Racquetball

From success at Penn State to 1st pro tournament, the Greensburg native has climbed the tennis ladder

When Loren Byers was 17, he won the USTA Level 3 National Tennis Championship in Arizona. This win helped Byers gain recognition nationwide and he eventually rose through the national ranks.

“The person I beat in my last match was pretty well ranked, which helped my ranking,” Byers said. “It was great to say I won a national level three.”

On the flight home, Byers sat next to KDKA’s Bob Pompeani, which was even more exciting for him. He said Pompeani recently reached out to him on Twitter and sent him words of encouragement.

It was a huge achievement for Byers to win the prestigious tournament, but that was just the start. Fast forward to 2022, and Byers is now set to compete in his first professional tennis tournament at a USTA Pro Tour event.

Byers recently won the Pittsburgh Pro Circuit Wildcard Tournament at Mt. Lebanon, qualifying for his first professional tournament, scheduled for Tuesday at the Mt. Lebanon Tennis Center.

“I had just finished my college season in May and had actually taken a few weeks off just for a little mental break. I needed it, and then I trained really hard for a few weeks before this tournament,” Byers said. “I knew this would be my best opportunity to participate in a professional event. I just strapped in and ended up winning the tournament.

There has been a lot of preparation for the tournament in a short time. Byers was in the gym two and a half hours a day and trained on the field for another three hours.

Byers also had success outside of the tournament.
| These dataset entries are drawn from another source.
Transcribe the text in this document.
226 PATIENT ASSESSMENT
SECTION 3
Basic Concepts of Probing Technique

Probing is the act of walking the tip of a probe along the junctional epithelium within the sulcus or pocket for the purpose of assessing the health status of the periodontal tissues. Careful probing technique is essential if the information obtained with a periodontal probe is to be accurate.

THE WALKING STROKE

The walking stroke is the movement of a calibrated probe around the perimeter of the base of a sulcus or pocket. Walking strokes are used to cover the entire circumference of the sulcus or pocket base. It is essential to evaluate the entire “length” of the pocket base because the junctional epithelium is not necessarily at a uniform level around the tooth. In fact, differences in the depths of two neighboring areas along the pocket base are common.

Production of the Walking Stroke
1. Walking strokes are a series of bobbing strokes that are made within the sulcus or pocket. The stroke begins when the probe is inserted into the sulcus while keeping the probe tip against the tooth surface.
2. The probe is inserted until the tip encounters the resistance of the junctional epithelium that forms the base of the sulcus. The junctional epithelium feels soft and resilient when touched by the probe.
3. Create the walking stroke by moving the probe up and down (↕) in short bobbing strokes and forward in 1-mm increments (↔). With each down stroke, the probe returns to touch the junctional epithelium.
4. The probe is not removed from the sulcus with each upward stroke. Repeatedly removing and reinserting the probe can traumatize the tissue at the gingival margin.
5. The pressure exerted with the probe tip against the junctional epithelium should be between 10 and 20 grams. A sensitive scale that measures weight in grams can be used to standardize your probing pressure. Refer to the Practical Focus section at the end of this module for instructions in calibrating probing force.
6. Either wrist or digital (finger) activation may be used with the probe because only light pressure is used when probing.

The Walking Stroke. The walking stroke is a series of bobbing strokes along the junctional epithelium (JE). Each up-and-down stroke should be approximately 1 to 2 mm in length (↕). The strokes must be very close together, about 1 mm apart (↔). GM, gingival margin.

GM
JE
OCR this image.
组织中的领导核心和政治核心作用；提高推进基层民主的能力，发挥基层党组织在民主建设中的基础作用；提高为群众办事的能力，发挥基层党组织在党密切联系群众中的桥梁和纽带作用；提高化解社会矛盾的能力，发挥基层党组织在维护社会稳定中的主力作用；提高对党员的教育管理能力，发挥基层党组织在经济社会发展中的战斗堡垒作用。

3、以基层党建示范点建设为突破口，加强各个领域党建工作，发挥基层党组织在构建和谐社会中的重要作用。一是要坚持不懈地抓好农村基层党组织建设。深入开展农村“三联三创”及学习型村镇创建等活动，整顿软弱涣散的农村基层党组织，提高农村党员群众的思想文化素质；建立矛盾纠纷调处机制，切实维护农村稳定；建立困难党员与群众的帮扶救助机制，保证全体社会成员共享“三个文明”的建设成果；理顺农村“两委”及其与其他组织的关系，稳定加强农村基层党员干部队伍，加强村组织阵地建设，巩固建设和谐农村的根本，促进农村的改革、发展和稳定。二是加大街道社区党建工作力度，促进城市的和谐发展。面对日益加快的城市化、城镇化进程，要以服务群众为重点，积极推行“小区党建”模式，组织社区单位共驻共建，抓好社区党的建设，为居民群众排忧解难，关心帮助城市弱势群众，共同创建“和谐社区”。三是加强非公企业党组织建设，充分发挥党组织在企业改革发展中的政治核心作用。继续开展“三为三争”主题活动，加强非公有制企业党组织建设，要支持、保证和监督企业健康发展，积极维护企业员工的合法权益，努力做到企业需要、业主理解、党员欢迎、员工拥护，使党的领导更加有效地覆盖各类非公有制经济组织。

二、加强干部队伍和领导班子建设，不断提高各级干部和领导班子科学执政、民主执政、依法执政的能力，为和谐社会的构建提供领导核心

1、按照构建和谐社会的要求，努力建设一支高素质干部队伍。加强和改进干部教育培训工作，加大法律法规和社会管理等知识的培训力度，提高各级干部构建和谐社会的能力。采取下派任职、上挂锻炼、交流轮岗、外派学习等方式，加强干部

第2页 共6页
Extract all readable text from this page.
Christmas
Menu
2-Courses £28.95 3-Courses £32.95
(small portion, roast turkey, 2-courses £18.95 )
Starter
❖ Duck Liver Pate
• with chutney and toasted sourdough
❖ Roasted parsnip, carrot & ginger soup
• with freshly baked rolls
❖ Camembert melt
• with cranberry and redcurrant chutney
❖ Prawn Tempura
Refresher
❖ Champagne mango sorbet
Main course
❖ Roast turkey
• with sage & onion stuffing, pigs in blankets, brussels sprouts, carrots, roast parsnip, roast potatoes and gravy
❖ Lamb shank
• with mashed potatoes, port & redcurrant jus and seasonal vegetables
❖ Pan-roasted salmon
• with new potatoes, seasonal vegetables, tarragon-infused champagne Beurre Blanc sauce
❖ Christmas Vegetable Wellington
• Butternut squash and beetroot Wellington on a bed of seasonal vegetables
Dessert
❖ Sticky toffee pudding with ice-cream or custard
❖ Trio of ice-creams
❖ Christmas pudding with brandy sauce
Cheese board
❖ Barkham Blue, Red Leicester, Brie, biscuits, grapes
He plays for Penn State and had a productive first season, going 17-10 in singles play.

Byers wore a redshirt in 2020-21, but in 2021-22 he won nine of his first 10 singles matches, which included the fall and spring semesters.

“My freshman year I put on a red shirt because of Covid because we didn’t know if we were going to have a season so I just stayed home to save tuition and trained with my coaches here,” Byers said. “For my first year, I just expected to have a winning record and try to help the team as best I could.”

The Nittany Lions finished 13-14 and lost in the first round of the Big Ten Tournament after a lineout incident against No. 10 Indiana. Nonetheless, Byers won his game from the No. 4 position, beating Vikash Singh.

While adapting to Big Ten tennis, Byers noted that there was a huge competitive difference between the college and high school levels.

“It’s a major leap. Anyone who wants to play at this level, it’s just not easy,” Byers said. “You have to spend your time like any other sport on and off the pitch. You have to make sure your mind is right and your body is right.

Byers ranked 46th nationally and No. 2 in Pennsylvania State after high school. He was a five-star recruit. Byers went to the 21st Century Cyber ​​Charter School to help with his travels to USTA tournaments.

During his senior season, Byers played tennis for Greensburg Salem and won his first three games, but the rest of the season was canceled due to the pandemic.

Byers credits much of his success to his father, Alex Byers, who was a professional squash and racquetball player.

“We have a little alley behind our garage, and we’d make a little net out of it and play against each other since I was 6,” Byers said. “I was always hitting with my dad in the alley and hitting balls on my hallway wall, so that’s how I started.”

Byers realizes that his professional dreams could not have been realized without his parents. He is eternally grateful and says the two pushed him the hardest.

“I couldn’t have been where I am right now without my mom (Rachel) and my dad. My mom gave up her job as a physical therapist to raise me and make sure I developed properly with tennis,” Byers said. “My father supported me financially. He’s the one making all the money, so without that, I wouldn’t be anywhere.

Rashid Hassan and Yussuf Hassan also helped train Byers. Byers said his performance was taken to the next level after practicing with them.

Now, as he prepares for his first professional event, Byers realizes the challenges that can come from a high-caliber tournament. He trains as much as he can and he plays in Harrisburg in a men’s open tournament.

“I’m just trying to prepare more for the tournament because we talked about high school to college level, but this college level to professional level is a big leap,” Byers said. “I just play on the pitch for a few hours a day and off the pitch as well, trying to prepare the tournament for this professional event.”

Byers wants to accomplish a lot more goals. Collegially, he wants to improve his record and eventually wants to make it to the NCAA team and individual tournaments.

Professionally, he wants to continue competing in professional tournaments as he seeks to gain experience at the USTA Pro Tour level.

“After college I want to compete on the pro circuit, and this upcoming tournament will give me a taste and show me what I need to work on,” Byers said.